Dosyadaki bilgi ve belgelerin incelenmesinde, davalı kurum tarafından yapılan kazı çalışmaları esnasında davacı şirkete ait yeraltı iletken ve tesislerine zarar verildiği, zararın tespiti bakımından alınan bilirkişi raporunun ayrıntılı, gerekçeli ve dosya kapsamı ile uyumlu olduğu, davalı kurum tarafından kazı yapılacak yerlerin ayrıntılı şekilde yer ve zaman belirtilerek makul süre öncesinde davacı şirkete bildirilmediği, aynı gün ve çalışmanın 43 dakika öncesinde yapılan bildirimin makul sürede yapılmış bir bildirim olarak kabul edilemeyeceği, keşifte görüntülenen olay yeri fotoğraflarının incelenmesinden davalı kurumun çalışma bölgesindeki … menholü ile üzerinde telefon yazılı menhol arasında tespit edilen 1,5 2 metre gibi çok yakın mesafeye rağmen gerekli önlemlerin alınmadığı, menhol ve kabloların zarar görmesine engel olunmadığı, tespit olunan hasar bedelinin hesaplanması konusunda basiretli bir tacir gibi davranmayarak hasar, durum ve sorumlu tespitine yönelik bir tutanak oluşturmadığı, çalışma yapmadığı, delil ileri sürmediği, bu nedenle davalı kurumun zararın meydana gelmesinde tamamen kusurlu olduğu anlaşılmıştır.
İlk derece mahkemesi tarafından hükme esas alınan bilirkişi raporu usul ve yasaya uygun ve denetime elverişli olup hükme esas alınmasında bir isabetsizlik görülmemiştir.
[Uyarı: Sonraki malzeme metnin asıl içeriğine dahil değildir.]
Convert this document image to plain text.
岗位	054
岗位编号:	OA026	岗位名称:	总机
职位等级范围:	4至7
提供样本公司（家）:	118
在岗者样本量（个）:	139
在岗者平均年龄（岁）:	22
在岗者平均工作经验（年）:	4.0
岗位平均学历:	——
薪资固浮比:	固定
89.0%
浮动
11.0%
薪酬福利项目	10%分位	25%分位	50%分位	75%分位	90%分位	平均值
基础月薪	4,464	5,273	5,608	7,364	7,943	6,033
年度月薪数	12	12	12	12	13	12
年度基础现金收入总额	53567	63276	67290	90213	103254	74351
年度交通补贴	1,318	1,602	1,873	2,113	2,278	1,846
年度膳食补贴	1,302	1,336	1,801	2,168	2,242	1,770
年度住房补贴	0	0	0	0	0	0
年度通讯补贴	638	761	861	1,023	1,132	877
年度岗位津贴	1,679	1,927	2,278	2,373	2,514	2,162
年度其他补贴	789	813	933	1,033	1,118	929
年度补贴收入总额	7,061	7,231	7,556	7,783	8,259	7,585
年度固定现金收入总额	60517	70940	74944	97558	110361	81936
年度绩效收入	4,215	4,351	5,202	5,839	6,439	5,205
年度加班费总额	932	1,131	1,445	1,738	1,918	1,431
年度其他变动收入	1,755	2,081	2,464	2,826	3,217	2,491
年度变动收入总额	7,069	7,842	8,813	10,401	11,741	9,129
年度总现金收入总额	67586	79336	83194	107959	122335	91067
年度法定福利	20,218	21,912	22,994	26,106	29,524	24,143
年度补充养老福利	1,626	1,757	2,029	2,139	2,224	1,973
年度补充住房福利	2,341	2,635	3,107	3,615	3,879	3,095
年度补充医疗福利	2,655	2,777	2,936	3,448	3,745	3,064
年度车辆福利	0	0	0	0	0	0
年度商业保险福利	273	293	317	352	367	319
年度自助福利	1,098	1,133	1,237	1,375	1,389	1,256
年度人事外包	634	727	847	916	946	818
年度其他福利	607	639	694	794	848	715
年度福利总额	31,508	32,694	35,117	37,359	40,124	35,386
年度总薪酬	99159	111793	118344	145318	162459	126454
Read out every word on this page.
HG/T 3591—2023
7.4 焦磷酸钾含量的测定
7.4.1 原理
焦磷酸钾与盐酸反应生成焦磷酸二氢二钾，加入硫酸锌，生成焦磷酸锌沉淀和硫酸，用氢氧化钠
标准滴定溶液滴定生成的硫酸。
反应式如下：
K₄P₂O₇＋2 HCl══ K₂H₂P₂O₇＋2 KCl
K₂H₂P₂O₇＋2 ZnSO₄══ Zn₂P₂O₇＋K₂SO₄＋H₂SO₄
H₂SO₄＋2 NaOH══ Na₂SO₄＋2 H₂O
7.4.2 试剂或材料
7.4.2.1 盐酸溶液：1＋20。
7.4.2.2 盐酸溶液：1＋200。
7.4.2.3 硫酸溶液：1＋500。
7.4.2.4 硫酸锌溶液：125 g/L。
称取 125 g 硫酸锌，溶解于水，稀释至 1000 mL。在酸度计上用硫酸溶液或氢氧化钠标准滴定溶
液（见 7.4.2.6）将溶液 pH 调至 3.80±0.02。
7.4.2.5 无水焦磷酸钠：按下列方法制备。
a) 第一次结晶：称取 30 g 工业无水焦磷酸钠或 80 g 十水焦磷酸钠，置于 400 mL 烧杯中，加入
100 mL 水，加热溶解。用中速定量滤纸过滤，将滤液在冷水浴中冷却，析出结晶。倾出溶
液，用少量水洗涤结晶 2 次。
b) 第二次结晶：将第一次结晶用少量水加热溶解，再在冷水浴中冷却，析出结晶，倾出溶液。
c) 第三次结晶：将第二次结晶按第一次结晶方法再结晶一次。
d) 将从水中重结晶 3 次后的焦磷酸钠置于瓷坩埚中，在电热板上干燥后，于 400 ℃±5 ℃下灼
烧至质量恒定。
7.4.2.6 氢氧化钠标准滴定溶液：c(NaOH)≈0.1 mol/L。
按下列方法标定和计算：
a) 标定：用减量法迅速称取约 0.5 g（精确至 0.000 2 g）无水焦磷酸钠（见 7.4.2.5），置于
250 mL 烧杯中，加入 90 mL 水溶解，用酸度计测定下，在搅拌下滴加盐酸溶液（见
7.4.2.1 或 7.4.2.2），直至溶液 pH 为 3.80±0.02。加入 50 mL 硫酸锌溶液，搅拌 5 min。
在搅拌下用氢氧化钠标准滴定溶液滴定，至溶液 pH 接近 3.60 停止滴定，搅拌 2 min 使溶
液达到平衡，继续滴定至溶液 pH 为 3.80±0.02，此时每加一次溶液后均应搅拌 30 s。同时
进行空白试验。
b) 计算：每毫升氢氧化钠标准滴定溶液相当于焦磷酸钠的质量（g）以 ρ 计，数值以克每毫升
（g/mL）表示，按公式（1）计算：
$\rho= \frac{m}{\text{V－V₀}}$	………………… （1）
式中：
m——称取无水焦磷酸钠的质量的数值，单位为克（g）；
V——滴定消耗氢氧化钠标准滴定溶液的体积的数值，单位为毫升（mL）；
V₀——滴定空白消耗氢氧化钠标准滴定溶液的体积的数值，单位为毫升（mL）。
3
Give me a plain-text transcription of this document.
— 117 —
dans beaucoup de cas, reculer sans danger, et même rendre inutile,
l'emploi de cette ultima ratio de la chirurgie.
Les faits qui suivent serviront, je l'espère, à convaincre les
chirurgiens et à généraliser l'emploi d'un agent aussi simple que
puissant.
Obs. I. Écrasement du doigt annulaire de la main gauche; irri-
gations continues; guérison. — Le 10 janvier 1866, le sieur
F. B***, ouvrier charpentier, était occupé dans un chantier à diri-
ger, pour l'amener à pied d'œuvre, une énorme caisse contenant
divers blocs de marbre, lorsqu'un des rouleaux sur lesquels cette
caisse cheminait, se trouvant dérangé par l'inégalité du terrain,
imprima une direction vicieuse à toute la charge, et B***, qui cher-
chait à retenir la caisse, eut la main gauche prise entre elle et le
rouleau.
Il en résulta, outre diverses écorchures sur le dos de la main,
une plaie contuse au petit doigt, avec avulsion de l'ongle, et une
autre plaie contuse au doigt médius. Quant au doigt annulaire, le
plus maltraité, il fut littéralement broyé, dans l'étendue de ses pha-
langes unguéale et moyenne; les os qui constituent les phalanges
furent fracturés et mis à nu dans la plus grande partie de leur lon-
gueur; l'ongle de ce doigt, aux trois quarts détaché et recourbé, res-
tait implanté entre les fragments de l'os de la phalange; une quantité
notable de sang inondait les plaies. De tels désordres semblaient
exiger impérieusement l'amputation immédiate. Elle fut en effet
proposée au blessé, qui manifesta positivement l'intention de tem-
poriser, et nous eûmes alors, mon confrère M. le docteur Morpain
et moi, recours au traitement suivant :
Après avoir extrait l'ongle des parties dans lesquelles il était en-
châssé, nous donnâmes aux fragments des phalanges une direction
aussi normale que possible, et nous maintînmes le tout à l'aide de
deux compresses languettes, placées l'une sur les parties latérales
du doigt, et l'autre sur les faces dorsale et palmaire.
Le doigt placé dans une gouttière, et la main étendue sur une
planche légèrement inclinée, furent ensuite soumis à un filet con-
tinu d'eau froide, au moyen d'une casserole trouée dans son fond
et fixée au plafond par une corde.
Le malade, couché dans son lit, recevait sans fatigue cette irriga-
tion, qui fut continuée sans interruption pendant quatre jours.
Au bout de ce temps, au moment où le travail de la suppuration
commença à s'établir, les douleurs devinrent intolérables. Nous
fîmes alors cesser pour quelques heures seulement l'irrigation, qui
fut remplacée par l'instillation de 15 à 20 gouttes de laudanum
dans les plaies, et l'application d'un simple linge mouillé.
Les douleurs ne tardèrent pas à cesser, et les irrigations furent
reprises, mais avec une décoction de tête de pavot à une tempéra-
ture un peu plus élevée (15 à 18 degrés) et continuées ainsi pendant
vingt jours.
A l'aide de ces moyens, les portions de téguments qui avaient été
Dairemizce de tespit olunan hasar bedelinin uygun olduğu, davalı vekilinin istinaf itirazlarının yerinde olmadığı kanaatine varılmış olup ilk derece mahkemesince davanın kabulüne karar verilmesinde bir isabetsizlik görülmemiştir.
Yukarıda açıklanan nedenlerle, ilk derece mahkemesinin vakıa ve hukuki değerlendirmesinde, usul ve esas yönünden bir hukuka aykırılık görülmediğinden, HMK’nın 353/1-b-1 maddesi uyarınca, davalı vekilinin istinaf başvurusunun esastan reddine ilişkin aşağıdaki şekilde hüküm kurulmuştur.
HÜKÜM : Yukarıda açıklanan gerekçelerle;
1)İlk derece mahkemesi kararı usul ve esas yönünden hukuka uygun olduğundan, Hukuk Muhakemeleri Kanunu’nun 353. maddesinin 1. fıkrası b bendinin 1 numaralı alt bendi gereğince; davalı tarafın istinaf başvurusunun ESASTAN REDDİNE,
2)492 sayılı Harçlar Kanunu’na ekli (1) sayılı tarife gereğince; alınması gerekli 585,01TL istinaf karar ve ilam harcından, peşin alınan 146,26TL harcın mahsubu ile bakiye 438,75TL harcın davalıdan alınarak HAZİNEYE GELİR KAYDINA,
3)İstinaf yoluna başvuran davalı tarafından yapılan istinaf kanun yolu giderlerinin üzerinde bırakılmasına,
4)Temyizi kabil olmayan bu kararın, Hukuk Muhakemeleri Kanunu’nun 359/3.maddesi gereğince; ilk derece mahkemesi tarafından tebliğe çıkarılmasına,
Dair, 6100 sayılı Hukuk Muhakemeleri Kanunu’nun 362.maddesi gereğince; miktar veya değeri yetmiş sekiz bin altı yüz otuz (78.630) Türk Lirasını geçmeyen davalara ilişkin kararlar hakkında temyiz yoluna başvurulamayacağından miktar itibari ile kesin olmak üzere dosya üzerinde yapılan inceleme sonucunda 15/03/2021 tarihinde oy birliği ile karar verildi.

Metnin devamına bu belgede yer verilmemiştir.